Vers six heures, Tom se leva et prit son instrument.
—Je n’y tiens plus, Jack, dit-il, prenez votre levier, et en route pour la vallée de Sasassa. La besogne de cette nuit, mon vieux, nous rendra opulents ou nous achèvera. Prenez votre revolver, pour le cas où on rencontrerait des Cafres...
«Je n’ose pas prendre le mien, Jack, reprit-il en me mettant les mains sur les épaules, car si ma déveine me poursuit encore cette nuit, je ne sais ce que je serais capable n’en faire.

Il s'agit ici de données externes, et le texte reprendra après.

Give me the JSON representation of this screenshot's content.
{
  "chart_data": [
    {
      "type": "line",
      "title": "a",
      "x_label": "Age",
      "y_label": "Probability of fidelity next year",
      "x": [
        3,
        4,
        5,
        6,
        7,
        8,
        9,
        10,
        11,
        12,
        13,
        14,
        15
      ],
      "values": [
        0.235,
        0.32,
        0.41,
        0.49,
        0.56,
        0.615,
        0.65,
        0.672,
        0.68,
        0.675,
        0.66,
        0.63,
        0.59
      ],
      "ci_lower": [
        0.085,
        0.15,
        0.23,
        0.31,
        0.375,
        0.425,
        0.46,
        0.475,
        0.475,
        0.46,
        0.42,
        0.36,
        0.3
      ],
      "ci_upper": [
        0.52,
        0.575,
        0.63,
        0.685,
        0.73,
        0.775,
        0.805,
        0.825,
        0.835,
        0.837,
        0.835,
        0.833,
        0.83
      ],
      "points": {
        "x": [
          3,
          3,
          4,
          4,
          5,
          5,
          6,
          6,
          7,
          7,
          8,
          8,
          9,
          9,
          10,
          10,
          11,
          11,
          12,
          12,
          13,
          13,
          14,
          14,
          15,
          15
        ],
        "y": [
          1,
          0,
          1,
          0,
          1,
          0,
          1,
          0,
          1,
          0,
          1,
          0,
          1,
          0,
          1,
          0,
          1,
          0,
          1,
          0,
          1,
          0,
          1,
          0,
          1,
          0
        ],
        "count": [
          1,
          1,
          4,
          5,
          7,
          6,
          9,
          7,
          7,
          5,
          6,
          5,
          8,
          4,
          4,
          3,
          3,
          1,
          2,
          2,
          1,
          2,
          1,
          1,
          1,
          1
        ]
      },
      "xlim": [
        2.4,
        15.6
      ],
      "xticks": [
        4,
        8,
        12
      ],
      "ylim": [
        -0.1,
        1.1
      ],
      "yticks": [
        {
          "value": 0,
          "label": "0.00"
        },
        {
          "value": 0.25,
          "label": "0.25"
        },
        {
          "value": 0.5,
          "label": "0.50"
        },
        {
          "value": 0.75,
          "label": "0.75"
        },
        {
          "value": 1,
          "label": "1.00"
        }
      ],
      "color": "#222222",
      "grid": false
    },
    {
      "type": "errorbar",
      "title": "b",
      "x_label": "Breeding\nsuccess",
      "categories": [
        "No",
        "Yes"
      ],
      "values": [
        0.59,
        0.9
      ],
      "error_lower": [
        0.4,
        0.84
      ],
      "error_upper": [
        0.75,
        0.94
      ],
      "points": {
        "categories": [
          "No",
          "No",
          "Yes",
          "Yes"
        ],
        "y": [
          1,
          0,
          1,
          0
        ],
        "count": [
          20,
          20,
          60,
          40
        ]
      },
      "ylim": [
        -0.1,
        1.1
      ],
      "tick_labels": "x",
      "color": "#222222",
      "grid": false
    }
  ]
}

Ayant donc rempli nos poches de vivres, nous partîmes pour ce fatigant trajet de la vallée de Sasassa.
En route, je fis maints efforts pour tirer de mon compagnon quelques indications sur son projet.
Il se bornait à répondre:
—Hâtons-nous, Jack. Qui sait combien de gens ont, à cette heure, entendu le récit de Wharton. Hâtons-nous, sans quoi nous ne serons peut-être pas les premiers arrivés sur le terrain.
Ah! Monsieur, nous fîmes un trajet de dix milles environ à travers les montagnes.
Enfin, après être descendus par une pente rapide, nous vîmes s’ouvrir devant nous un ravin si sombre, si noir qu’on eût pu le prendre pour la porte même de l’enfer.